GOVERNMENT has approved the hosting of the third edition of the International Conference of African Cultures (ICAC) 2021 scheduled to run from November 23 to 25 at the National Gallery of Zimbabwe (NGZ) in Harare.

On Tuesday, Information minister Monica Mutsvangwa told a post-Cabinet media briefing that ICAC 2021 seeks to explore issues around restitution, return and repatriation of African cultural property held outside the continent.

“The nation is informed that Zimbabwe intends to host the third edition of the International Conference on African Cultures (ICAC) under the theme Africa Speaks: Dealing with Repatriation from an African Perspective. It is undisputed that these cultural artefacts are carriers of deep personal meanings and national importance to the countries of origin more than where they are currently domiciled,” she said.

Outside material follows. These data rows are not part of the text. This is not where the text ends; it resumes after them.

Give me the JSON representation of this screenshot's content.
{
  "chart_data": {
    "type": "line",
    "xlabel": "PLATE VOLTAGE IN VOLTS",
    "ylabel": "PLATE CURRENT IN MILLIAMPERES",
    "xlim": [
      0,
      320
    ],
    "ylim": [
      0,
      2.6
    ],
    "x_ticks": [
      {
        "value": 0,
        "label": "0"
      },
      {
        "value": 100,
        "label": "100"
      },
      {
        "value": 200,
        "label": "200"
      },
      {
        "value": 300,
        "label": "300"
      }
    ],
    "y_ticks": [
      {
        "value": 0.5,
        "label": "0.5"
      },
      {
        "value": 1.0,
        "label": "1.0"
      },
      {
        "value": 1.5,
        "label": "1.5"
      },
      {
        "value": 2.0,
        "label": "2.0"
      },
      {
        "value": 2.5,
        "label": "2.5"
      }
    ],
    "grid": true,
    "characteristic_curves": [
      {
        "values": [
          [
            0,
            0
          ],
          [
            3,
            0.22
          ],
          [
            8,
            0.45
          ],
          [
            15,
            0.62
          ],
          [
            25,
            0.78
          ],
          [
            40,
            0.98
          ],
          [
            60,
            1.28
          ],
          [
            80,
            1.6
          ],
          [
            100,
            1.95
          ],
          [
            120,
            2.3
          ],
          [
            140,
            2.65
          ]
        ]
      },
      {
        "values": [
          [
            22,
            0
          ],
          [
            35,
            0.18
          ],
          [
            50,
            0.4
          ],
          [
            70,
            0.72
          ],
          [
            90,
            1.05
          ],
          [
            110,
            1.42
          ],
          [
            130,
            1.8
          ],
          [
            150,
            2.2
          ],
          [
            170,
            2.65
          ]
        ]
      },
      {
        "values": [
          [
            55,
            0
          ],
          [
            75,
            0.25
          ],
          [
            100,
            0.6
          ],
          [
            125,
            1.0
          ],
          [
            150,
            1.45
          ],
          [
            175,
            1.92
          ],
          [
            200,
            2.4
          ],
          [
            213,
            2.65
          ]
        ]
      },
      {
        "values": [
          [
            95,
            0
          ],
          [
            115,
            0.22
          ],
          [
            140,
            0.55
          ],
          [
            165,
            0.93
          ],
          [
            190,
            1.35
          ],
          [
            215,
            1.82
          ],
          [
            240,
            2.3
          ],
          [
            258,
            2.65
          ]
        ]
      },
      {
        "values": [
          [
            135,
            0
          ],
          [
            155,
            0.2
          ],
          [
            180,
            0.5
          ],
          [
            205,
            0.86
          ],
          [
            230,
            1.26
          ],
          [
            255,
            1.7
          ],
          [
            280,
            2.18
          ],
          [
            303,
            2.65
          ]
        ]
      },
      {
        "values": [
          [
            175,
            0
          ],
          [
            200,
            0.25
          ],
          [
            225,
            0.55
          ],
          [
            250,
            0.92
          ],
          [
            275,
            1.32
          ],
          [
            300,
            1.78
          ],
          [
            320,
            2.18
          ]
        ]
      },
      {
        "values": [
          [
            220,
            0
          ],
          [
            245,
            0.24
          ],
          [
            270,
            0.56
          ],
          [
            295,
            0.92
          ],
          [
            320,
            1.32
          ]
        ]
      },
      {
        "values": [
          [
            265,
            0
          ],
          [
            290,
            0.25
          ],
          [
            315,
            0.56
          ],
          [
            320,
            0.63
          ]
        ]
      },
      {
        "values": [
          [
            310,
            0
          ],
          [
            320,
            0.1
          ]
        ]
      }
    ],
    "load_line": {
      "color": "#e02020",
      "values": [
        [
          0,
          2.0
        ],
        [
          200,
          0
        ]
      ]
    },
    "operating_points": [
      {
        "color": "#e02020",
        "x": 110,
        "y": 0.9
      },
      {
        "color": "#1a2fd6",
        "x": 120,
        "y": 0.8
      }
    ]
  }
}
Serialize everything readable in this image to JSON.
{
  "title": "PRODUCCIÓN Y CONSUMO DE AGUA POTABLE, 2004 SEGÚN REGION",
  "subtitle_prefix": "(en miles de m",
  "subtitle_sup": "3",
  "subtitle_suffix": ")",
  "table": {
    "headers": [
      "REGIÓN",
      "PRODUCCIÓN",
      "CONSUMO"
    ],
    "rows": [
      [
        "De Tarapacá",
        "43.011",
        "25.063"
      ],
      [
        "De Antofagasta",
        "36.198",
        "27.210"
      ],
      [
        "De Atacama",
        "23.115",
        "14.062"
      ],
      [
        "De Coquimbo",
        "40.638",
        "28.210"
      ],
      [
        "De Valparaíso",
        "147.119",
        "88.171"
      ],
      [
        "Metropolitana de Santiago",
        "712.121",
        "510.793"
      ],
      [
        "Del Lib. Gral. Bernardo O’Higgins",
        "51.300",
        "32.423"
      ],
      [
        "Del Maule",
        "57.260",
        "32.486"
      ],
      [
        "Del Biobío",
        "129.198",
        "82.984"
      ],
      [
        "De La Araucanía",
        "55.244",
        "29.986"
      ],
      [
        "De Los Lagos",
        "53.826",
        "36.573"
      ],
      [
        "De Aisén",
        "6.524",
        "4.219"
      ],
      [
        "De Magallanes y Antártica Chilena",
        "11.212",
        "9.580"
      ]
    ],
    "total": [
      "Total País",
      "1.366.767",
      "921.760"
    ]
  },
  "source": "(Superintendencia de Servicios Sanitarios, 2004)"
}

“The country intends to ride on this platform to gain traction in its international engagement and re-engagement efforts by affording Africa in particular, and the World in general, to define repatriation and interrogate colonial injustice which resulted in the displacement of African cultural goods.”

Added Mutsvangwa: “The conference will incorporate aspirations of Africa’s Agenda 2063, the Charter for African Cultural Renaissance as well as the 2021 African Union theme Arts, Culture and Heritage: Levers for Building the Africa We Want.

“In this regard, the resolutions of the conference will feed into the African Union Plan of Action on Culture and Creative industries.”

Mutsvangwa also said Cabinet had approved the memorandum of co-operation between the National Museums and Monuments of Zimbabwe (NMMZ) and the French Development Agency as presented by Home Affairs and Cultural Heritage minister Kazembe Kazembe on the improvements of infrastructure at the Great Zimbabwe World Heritage site.

“The nation is hereby informed that the project intends to improve the infrastructure at the site as well as enhancing capacity building, economic development and cultural empowerment of the local communities,” she said.

“The nation is further informed that following a feasibility study carried out by the NMMZ, the major challenges faced by the Great Zimbabwe Heritage site were identified, documentation and conservation of the tangible and intangible heritage.

“Interpretation and visitor facilities, management and promotion of additional tourism attractions and management and protection of the Great Zimbabwe Heritage site and its physical and social environment.”

Mutsvangwa added that the co-operation ensured the development and renovation of the Great Zimbabwe World Heritage site, mobilisation and capacity building of the National Museums and Monuments and development needs of communities around Great Zimbabwe.

She said upon completion, the site was envisaged to attract more domestic and foreign tourists and make them stay longer at the site.